I am currently working on the OCaml compiler at Inria Paris within the Cambium team as a research engineer. In particular, I am working on OCaml type system and its error message.

OCaml and software engineering

Statistical physics research

Previously, I have worked as statistical physicist for few yeears, focusing on classical statistical physics with a touch of signal processing. I have worked with Hugo Touchette on the applications of large deviation theory to non-equilibrium physics systems.Another of my subjects of predilection was the study random variables with a matrix representation started during my thesis. During this thesis, I have worked at the interface between statistical physics and statistical signal processing under the supervision of Eric Bertin and Patrice Abry. Within the page of this site, you shall find a short presentation of my old research subjects, a full listing of my publications and also some scientific software libraries.

Research themes

Phase transition in signal analysis

Phase transition is a fundamental notion in statistical physics. Applied to signal processing, it leads to original interpretations of well-known signal processing phenomena. For instance, the linearization effect which appears in moments estimation can be linked to the glassy phase transition of the physics of disordered systems. This analogy with the physics of disordered systems can help us to define a critical moment for finitely sized system beyond which the empirical moment estimator is not faithful anymore. Similar idea can be applied in multifractal analysis.

Matrix representation

If the behavior of i.i.d random variables is well understood, most of physically interesting systems does not belong to this restrictive category. Unfortunately, non-i.i.d random variables are hard to describe generically. It is therefore useful to construct intermediary models between the walled garden of i.i.d. random variables and the wild world of fully dependent random variables.
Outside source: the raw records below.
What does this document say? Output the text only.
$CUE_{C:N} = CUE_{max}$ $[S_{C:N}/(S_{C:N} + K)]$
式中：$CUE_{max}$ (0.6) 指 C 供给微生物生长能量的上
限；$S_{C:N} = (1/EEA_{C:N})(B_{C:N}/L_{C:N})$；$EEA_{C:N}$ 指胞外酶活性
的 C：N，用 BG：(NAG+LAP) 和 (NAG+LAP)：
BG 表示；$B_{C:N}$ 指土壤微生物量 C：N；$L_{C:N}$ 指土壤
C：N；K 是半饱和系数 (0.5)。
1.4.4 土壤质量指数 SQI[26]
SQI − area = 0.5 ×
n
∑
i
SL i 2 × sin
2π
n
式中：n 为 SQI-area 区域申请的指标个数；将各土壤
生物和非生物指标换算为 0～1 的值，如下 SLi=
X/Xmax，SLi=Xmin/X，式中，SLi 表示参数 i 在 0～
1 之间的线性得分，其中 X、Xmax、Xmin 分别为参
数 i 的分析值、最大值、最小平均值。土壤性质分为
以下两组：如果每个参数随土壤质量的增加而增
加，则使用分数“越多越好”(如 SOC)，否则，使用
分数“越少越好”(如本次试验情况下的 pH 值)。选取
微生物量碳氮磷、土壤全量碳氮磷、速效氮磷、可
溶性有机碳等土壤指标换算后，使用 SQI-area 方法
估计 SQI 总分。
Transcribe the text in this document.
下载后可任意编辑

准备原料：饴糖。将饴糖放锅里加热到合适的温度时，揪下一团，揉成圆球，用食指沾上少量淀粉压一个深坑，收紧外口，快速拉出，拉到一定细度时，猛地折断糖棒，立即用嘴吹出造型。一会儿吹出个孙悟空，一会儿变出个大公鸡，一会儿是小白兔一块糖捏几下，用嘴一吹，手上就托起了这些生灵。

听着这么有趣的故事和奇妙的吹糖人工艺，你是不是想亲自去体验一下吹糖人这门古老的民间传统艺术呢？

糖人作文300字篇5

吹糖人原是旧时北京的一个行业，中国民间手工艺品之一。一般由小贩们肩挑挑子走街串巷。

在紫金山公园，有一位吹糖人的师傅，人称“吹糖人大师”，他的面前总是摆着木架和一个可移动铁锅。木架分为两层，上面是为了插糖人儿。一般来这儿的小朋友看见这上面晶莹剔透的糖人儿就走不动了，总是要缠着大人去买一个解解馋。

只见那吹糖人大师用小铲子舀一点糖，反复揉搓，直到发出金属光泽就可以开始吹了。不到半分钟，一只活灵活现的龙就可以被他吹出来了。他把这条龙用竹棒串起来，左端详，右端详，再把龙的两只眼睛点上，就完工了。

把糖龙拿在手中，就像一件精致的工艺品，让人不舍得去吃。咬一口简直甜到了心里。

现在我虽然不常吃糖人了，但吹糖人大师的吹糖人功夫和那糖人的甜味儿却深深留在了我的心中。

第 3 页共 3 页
In this context, matrix-correlated random variables provide an interesting compromise. These random variables preserve the structure product of the joint probability density and introduce correlation due to the non-commutativity of the matrix product. Moreover, these random variables with a matrix representation can also be described as non-homogeneous Hidden Markov Model. These dual representations open interesting perspectives in both signal processing and statistical physics.